サポートサーフェス(support surface)の2017年春夏コレクションが2016年9月6日(火)、東京・御成門で発表された。
デザイナーの研壁が描き出した今シーズンの世界観は、“作り込まれたさりげなさ”によってもたらされる、フェミニニティとエレガンスが迸るもの。そこには奥ゆかしさがあり、余裕がある。モデル達の表情や歩く速度にも現れるその気配は、無機質でアーキテクチュアルな会場に漂っていた。
土色のようなオレンジや抹茶のようなグリーンなど、和の要素を感じさせるカラーを織り交ぜながら、基本的には落ちついたパレット。そこに彩度の高い赤やピンクを加えることで、心地よいメリハリを演出する。色合いが引き立てるのは、それぞれの布地が持つデザイン。遠くからは見えずとも、ウェアが纏う気配には大きな影響を与えている。
表面には現れないディテール。人工スエードやコットンなど、様々な素材にパンチングなどの加工を施し、物量感のある布地にも透け感や透明感を加えている。季節感を反映させることと、歩を進めた時に“風が見える”こと。その二点が、全体のゴージャスさにも繋がっている。
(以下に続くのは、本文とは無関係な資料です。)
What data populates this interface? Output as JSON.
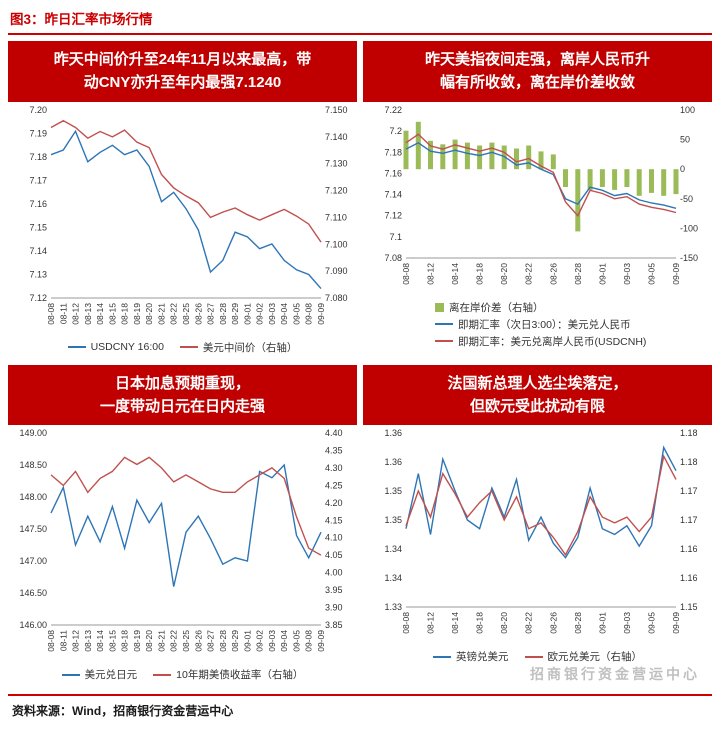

洋服を見る際、知らず知らずのうちに注目しているのは、胸や膝、顔がある“前側”だろう。しかしこのコレクションでは、前後でどちらも主役になりうるような全く違うデザインを施しているウェアが多数登場する。座る際や屈む際など、負担がかかるのは洋服の後ろ側。実際に使用されるシーンを想定し、生地自体やそのパターンなどを選びぬいた、こだわりの結晶としてワードローブは完成した。